This article has been imported from chorus.fm for discussion. All of the forum rules still apply. Cory Doctorow, writing at BoingBoing, talks about how Reddit’s “warrant canary” just died. In early 2015, Reddit published a transparency report that contained heading for National Security Requests, noting, “As of January 29, 2015, reddit has never received a National Security Letter, an order under the Foreign Intelligence Surveillance Act, or any other classified request for user information.” Five hours ago, Reddit published its 2015 edition, which contains no mention of classified requests for user information. “Warrant canaries” are a response to the practice by governments of serving warrants on service providers that include gag orders forbidding the service from disclosing the warrant’s existence. The post Reddit’s Warrant Canary Just Died appeared first on chorus.fm.
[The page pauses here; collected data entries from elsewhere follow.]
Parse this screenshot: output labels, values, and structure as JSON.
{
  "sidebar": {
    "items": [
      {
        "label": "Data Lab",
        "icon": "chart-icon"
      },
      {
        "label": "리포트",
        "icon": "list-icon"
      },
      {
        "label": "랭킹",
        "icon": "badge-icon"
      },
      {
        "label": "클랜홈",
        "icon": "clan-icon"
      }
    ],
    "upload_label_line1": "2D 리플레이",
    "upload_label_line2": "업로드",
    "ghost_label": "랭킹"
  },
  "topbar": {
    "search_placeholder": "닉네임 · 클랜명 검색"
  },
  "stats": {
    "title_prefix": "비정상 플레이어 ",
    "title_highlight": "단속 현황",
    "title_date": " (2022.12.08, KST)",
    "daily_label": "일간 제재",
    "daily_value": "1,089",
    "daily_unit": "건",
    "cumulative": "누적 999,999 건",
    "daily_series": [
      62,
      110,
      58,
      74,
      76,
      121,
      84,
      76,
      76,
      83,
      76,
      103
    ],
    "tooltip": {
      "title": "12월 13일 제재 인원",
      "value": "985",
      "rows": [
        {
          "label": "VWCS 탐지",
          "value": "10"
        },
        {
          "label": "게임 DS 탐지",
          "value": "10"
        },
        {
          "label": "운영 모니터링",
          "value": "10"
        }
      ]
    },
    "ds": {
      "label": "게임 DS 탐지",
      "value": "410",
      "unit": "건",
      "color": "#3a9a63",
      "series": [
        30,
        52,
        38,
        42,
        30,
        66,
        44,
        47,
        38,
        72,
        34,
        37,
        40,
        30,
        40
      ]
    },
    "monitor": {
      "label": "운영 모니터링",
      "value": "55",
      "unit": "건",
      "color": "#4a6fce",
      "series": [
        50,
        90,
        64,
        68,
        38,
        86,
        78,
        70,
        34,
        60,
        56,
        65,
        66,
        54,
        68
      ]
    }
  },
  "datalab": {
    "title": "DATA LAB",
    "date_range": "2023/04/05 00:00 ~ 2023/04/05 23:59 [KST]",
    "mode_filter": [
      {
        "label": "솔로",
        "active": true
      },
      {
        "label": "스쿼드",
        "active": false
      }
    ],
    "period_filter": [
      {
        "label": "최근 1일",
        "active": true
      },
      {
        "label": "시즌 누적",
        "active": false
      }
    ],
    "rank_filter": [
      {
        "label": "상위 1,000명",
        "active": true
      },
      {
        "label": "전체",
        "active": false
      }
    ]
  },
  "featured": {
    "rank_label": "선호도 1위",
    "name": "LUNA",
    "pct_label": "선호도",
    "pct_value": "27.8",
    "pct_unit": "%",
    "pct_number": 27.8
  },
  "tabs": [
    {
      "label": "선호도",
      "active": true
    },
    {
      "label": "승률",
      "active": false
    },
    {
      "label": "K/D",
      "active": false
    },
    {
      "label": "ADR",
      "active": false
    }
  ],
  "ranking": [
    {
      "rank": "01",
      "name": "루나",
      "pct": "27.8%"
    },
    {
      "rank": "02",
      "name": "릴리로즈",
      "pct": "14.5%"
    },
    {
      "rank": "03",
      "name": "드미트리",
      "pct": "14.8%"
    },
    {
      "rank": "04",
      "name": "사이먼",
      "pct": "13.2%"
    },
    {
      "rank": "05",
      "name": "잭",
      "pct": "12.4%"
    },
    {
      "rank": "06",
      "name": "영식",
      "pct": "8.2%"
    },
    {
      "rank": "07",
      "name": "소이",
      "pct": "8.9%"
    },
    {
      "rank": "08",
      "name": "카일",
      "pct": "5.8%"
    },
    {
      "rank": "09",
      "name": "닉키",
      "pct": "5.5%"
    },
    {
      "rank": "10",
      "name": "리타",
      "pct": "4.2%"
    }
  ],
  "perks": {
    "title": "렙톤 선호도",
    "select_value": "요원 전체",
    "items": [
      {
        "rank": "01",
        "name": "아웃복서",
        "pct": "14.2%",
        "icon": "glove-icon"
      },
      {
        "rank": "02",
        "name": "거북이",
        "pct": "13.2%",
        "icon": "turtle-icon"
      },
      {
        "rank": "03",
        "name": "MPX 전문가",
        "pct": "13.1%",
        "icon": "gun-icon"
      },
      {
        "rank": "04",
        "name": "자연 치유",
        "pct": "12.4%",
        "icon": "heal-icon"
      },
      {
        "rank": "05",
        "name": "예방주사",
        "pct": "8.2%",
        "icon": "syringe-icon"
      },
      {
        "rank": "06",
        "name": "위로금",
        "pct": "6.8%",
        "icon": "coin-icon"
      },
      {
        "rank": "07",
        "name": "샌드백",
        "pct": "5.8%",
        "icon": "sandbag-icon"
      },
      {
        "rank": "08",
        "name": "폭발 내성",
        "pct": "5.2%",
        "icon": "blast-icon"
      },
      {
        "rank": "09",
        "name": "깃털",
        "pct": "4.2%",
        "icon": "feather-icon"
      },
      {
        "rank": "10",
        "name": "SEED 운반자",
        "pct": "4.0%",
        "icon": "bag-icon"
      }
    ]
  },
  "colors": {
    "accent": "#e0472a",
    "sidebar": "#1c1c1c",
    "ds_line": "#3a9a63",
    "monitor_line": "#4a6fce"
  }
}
This is really fascinating. I just read the entire warrant canaries page on Wiki. I had never heard of this before
Not completely surprised, but sad nonetheless. I love Reddit, but around the subreddits I frequent it is repeated to post as if the authorities are watching to begin with.
This was also the first time I'd heard of warrant canaries... the slow death of privacy in the information era is honestly pretty scary.
Okay forgive my ignorance please So a warrant canary is basically a way of saying that a site has not been issued a subpoena from a government organization? And if that is correct, what exactly is this specific article about reddit saying? That reddit's warrant canary is no longer, and that the government can issue subpoenas if it wanted to? And if that is the case, I wouldn't have thought a way existed in the first place to stop the government from issuing a subpoena for anything. Then again I think I'm just completely confused.
From my understanding, every year, reddit has put a statement in their transparency report stating that they have never received a certain type of surveillance request from the government. This year, that statement was removed. It is illegal for them to disclose if they have received that sort of request, but it is not illegal to disclose that they have not. Some entities have started putting "warrant canaries" in their transparency reports by default, then removing them should they receive a certain type of request. It's a way to inform their users that something happened without directly telling them. Pretty clever if you ask me.
I gotcha! That makes sense - especially the "illegal for them to disclose if they have received that sort of request, but it is not illegal to disclose that they have not". Thanks for the explanation.
So, is there any use speculating what exactly it would've been that caused the government to request information, or is it likely to be something so un-obvious in reddit's pages and pages of information that speculation would be useless?
Makes sense, felt kinda like that'd be the case as I typed it. Reddit is completely lost on me as a service. Saying that, I'm sure we'll see people trying to pay detective now that this has come to light.